After media reports overnight, Theresa May issued a carefully worded statement as she arrived in Sofia, Bulgaria, on Friday, repeating the familiar statement that Britain will be “leaving the customs union”.
But Whitehall sources confirmed that away from the deadlocked Brexit war cabinet – her strategy and negotiations subcommittee – a fresh proposal has been agreed that Britain hopes would avoid a hard border in Northern Ireland, if all else fails.
This “backstop” was written into the December agreement between London and Brussels, at the request of Ireland. It commits Britain to “maintain full alignment with those rules of the internal market and the customs union which, now or in the future, support North-South cooperation, the all-island economy and the protection of the 1998 Agreement.”
What that will mean in practice needs to be spelled out in detail. The EU has published its own definition, which would involve Britain remaining in the single market and customs union – but May told parliament “no prime minister could ever agree” to that.
May and her chief negotiator, Olly Robbins, have won the backing of key ministers for a British counter-proposal.
If the backstop had to be enacted, Britain would agree to maintain the common external tariff – the import tax levied on goods coming into the EU, which is hated by the Brexiters – and align its regulations with Europe’s.
But Britain would seek to opt out of the common commercial policy, which prevents member countries from negotiating independent trade deals.
The trade minister, Liam Fox, has been touring the world to play up the benefits of “global Britain” – though presumably these agreements would only kick in once Britain has stopped applying the external tariff, as Fox will have little to offer before then.

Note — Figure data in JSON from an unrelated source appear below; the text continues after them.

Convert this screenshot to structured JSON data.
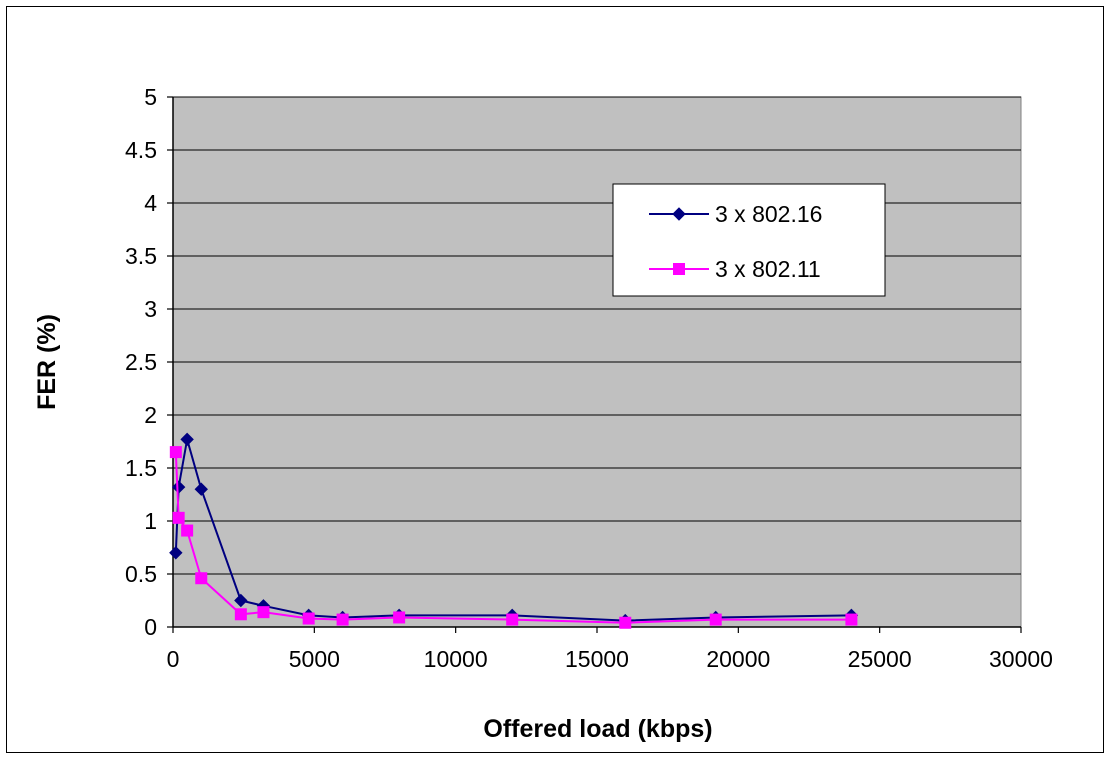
{
  "chart_data": {
    "type": "line",
    "title": "",
    "xlabel": "Offered load (kbps)",
    "ylabel": "FER (%)",
    "xlim": [
      0,
      30000
    ],
    "ylim": [
      0,
      5
    ],
    "x_ticks": [
      0,
      5000,
      10000,
      15000,
      20000,
      25000,
      30000
    ],
    "y_ticks": [
      0,
      0.5,
      1,
      1.5,
      2,
      2.5,
      3,
      3.5,
      4,
      4.5,
      5
    ],
    "x_tick_labels": [
      "0",
      "5000",
      "10000",
      "15000",
      "20000",
      "25000",
      "30000"
    ],
    "y_tick_labels": [
      "0",
      "0.5",
      "1",
      "1.5",
      "2",
      "2.5",
      "3",
      "3.5",
      "4",
      "4.5",
      "5"
    ],
    "grid": "horizontal",
    "legend_position": "right",
    "plot_background": "#c0c0c0",
    "series": [
      {
        "name": "3 x 802.16",
        "color": "#000080",
        "marker": "diamond",
        "points": [
          {
            "x": 100,
            "y": 0.7
          },
          {
            "x": 200,
            "y": 1.32
          },
          {
            "x": 500,
            "y": 1.77
          },
          {
            "x": 1000,
            "y": 1.3
          },
          {
            "x": 2400,
            "y": 0.25
          },
          {
            "x": 3200,
            "y": 0.2
          },
          {
            "x": 4800,
            "y": 0.11
          },
          {
            "x": 6000,
            "y": 0.09
          },
          {
            "x": 8000,
            "y": 0.11
          },
          {
            "x": 12000,
            "y": 0.11
          },
          {
            "x": 16000,
            "y": 0.06
          },
          {
            "x": 19200,
            "y": 0.09
          },
          {
            "x": 24000,
            "y": 0.11
          }
        ]
      },
      {
        "name": "3 x 802.11",
        "color": "#ff00ff",
        "marker": "square",
        "points": [
          {
            "x": 100,
            "y": 1.65
          },
          {
            "x": 200,
            "y": 1.03
          },
          {
            "x": 500,
            "y": 0.91
          },
          {
            "x": 1000,
            "y": 0.46
          },
          {
            "x": 2400,
            "y": 0.12
          },
          {
            "x": 3200,
            "y": 0.14
          },
          {
            "x": 4800,
            "y": 0.08
          },
          {
            "x": 6000,
            "y": 0.07
          },
          {
            "x": 8000,
            "y": 0.09
          },
          {
            "x": 12000,
            "y": 0.07
          },
          {
            "x": 16000,
            "y": 0.04
          },
          {
            "x": 19200,
            "y": 0.07
          },
          {
            "x": 24000,
            "y": 0.07
          }
        ]
      }
    ]
  }
}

The government hopes this approach will meet the definition of the backstop set out in the December agreement – and that it could help win over Dublin, which would put pressure on Brussels to accept it.
Of course, none of this changes the fact that there are two conflicting visions of Britain’s post-Brexit customs arrangements within May’s inner cabinet.
HMRC officials have warned that even once a decision is made, neither of these options will be ready for the end of the transition in December 2020.
In that case, some in Whitehall believe the backstop, which was only included in the December deal as a last resort, could end up being a stopgap while the details are worked out – or in the case of the Brexiters’ preferred max-fac option, technology is developed.
It is unclear whether Brussels will be prepared to accept this half-in, half-out approach to the customs union – but it at least helps Downing Street to rebut claims that the government is paralysed in the face of Brexit.
To that end, David Davis’s DexEU has also announced that will publish a 100-page white paper in in coming weeks, setting out what the government hopes to get out of the negotiations.
If May really wants to get on the front foot before parliament breaks up for the Whitsun recess, there is one more gamble she could take.
On Thursday, while announcing the Commons business for the week ahead , the leader of the Commons, Andrea Leadsom, set aside time for considering Lords amendments on Tuesday and Wednesday, “if necessary”.